In einer Welt, die zunehmend von Umweltfragen geprägt ist, stehen Unternehmen vor der Herausforderung, ihre Geschäftspraktiken entsprechend anzupassen. Der Green Deal der Europäischen Union und viele ähnliche Initiativen weltweit fordern von Unternehmen eine verstärkte Ausrichtung auf Umweltschutz, soziale Verantwortung und gute Unternehmensführung (ESG). In diesem Kontext gewinnt die Digitalisierung von Arbeitsprozessen eine zunehmend wichtige Rolle, um die Integration von ESG-Faktoren in die Unternehmensstrategie zu erleichtern.

Daten- und Wissenszentralisierung als Treiber für ESG-Faktoren in Unternehmen

Viele Unternehmen erkennen das Potenzial der Daten- und Wissenszentralisierung noch nicht vollständig. Oftmals werden Daten dezentral gespeichert, und Arbeitsabläufe sind selten digitalisiert. Moderne Technologien bieten jedoch die Möglichkeit, Wissen und Daten zu demokratisieren und datengestützte Entscheidungen zu fördern. Umfassende IT-Workflow-Plattformen können die Effizienz steigern, indem sie Daten über alle Geschäftsbereiche hinweg sammeln und auf einer zentralen Plattform konsolidieren.

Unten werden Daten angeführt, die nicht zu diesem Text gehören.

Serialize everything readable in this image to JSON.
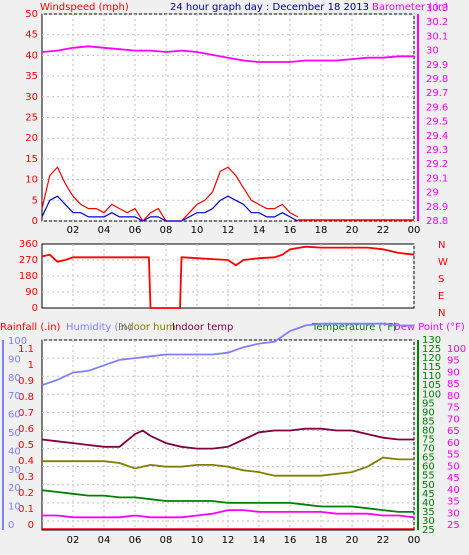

Eine zentrale Workflow-Plattform ermöglicht es Unternehmen nachhaltige Prozesse effektiv zu reduzieren, Ressourcen effizienter zu verteilen und Redundanzen zu eliminieren. Durch die Digitalisierung von Arbeitsabläufen entstehen schlankere Workflows, die für alle Mitarbeitenden sichtbar und nachvollziehbar sind. Zudem kann eine zentrale Workflow-Plattform dazu beitragen, den CO2-Fußabdruck des gesamten Unternehmens signifikant zu reduzieren, indem sie datengetriebene Entscheidungen und Ressourcenumverteilung ermöglicht.

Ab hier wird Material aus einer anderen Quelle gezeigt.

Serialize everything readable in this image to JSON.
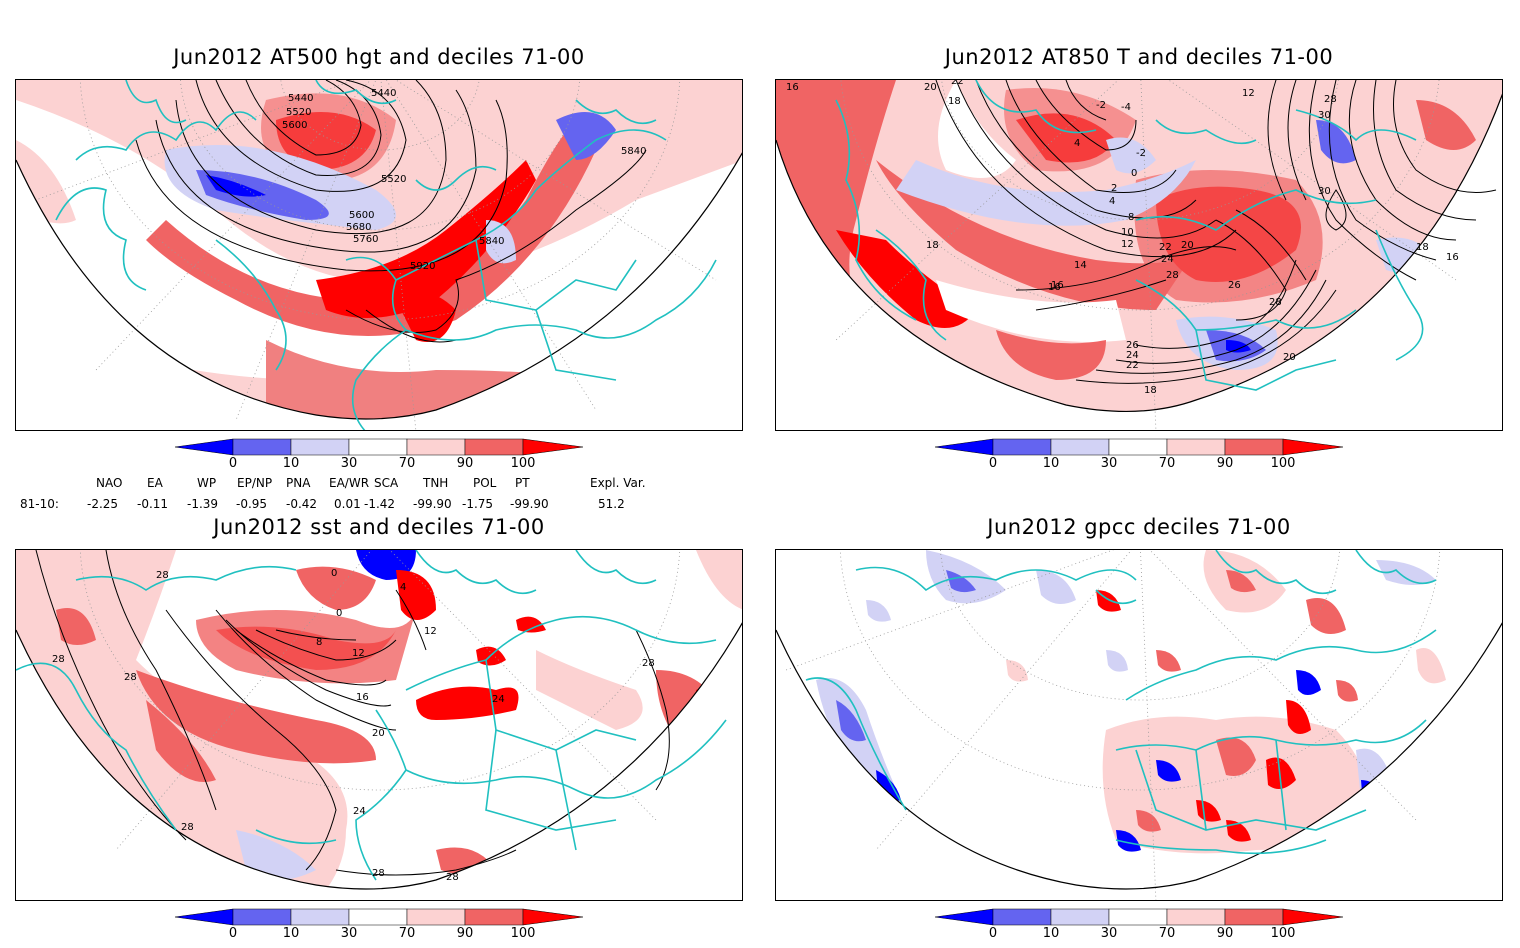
{
  "panels": [
    {
      "title": "Jun2012 AT500 hgt and deciles 71-00",
      "contour_labels": [
        "5440",
        "5520",
        "5600",
        "5440",
        "5840",
        "5520",
        "5600",
        "5680",
        "5760",
        "5840",
        "5920"
      ]
    },
    {
      "title": "Jun2012 AT850 T and deciles 71-00",
      "contour_labels": [
        "16",
        "20",
        "22",
        "18",
        "-2",
        "-4",
        "12",
        "4",
        "-2",
        "0",
        "2",
        "4",
        "8",
        "10",
        "12",
        "16",
        "18",
        "22",
        "20",
        "24",
        "28",
        "14",
        "16",
        "26",
        "28",
        "26",
        "24",
        "22",
        "20",
        "18",
        "30",
        "28",
        "30",
        "18",
        "16"
      ]
    },
    {
      "title": "Jun2012 sst and deciles 71-00",
      "contour_labels": [
        "28",
        "28",
        "28",
        "0",
        "8",
        "12",
        "16",
        "20",
        "24",
        "28",
        "28",
        "28",
        "24",
        "12",
        "4",
        "0",
        "28"
      ]
    },
    {
      "title": "Jun2012 gpcc deciles 71-00",
      "contour_labels": []
    }
  ],
  "colorbar": {
    "ticks": [
      "0",
      "10",
      "30",
      "70",
      "90",
      "100"
    ],
    "colors": [
      "#0000ff",
      "#6464f0",
      "#d2d2f5",
      "#ffffff",
      "#fcd2d2",
      "#f06464",
      "#ff0000"
    ]
  },
  "indices": {
    "row_label": "81-10:",
    "names": [
      "NAO",
      "EA",
      "WP",
      "EP/NP",
      "PNA",
      "EA/WR",
      "SCA",
      "TNH",
      "POL",
      "PT",
      "Expl. Var."
    ],
    "values": [
      "-2.25",
      "-0.11",
      "-1.39",
      "-0.95",
      "-0.42",
      "0.01",
      "-1.42",
      "-99.90",
      "-1.75",
      "-99.90",
      "51.2"
    ]
  }
}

Messbare Auswirkungen: Automatisierung der ESG-Berichterstattung

Eine zentrale Workflow-Plattform kann außerdem auch die Automatisierung der ESG-Berichterstattung erleichtern. Insbesondere für Unternehmen, die von der EU-Richtlinie zur Nachhaltigkeitsberichterstattung betroffen sind, kann dies eine erhebliche Zeitersparnis bei der Berichterstellung bedeuten. Durch die Integration von Quellen für Messgrößen wie CO2-Daten einzelner Produktionsschritte lässt sich ein automatisierter Report erstellen, der die Mitarbeitenden entlastet und zuverlässige sowie vergleichbare Berichte liefert.

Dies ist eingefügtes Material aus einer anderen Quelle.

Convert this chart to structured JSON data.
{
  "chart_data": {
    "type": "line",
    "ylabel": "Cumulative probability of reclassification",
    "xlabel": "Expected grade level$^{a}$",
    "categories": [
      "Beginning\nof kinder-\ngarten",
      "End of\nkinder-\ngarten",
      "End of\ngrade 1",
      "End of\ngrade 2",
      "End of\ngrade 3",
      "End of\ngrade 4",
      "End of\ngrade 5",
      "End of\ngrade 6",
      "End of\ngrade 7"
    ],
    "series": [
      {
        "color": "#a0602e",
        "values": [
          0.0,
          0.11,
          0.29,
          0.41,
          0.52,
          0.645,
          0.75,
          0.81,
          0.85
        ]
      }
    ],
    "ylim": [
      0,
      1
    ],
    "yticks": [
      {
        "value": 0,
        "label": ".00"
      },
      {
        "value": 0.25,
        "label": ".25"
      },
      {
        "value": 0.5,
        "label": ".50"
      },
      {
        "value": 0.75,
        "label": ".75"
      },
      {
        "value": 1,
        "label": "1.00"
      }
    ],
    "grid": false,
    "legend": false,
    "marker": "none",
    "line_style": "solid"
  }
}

Zusammenfassung: Digitalisierung als Wegbereiter für transparente ESG-Faktoren und -Initiativen

Die Digitalisierung von Arbeitsabläufen unterstützt Un­ternehmen dabei, ihre ESG-Maßnahmen transparenter zu gestalten und messbar zu machen. Eine zentrale Workflow-Plattform ermöglicht eine effiziente Integration von ESG-Faktoren in die Unternehmensstrategie und wandelt jeden Workflow in einen Beitrag zum Klimaschutz um. Durch die Nutzung moderner Technologien können Unternehmen ihre Geschäftspraktiken nachhaltiger gestalten und gleichzeitig ihren ökologischen Fußabdruck reduzieren. Mit der digitalen Transformation wird jeder Workflow zu einem Klimaworkflow, also einem Werkzeug für den Klimaschutz, und legt damit den Grundstein für eine umweltfreundliche Zukunft.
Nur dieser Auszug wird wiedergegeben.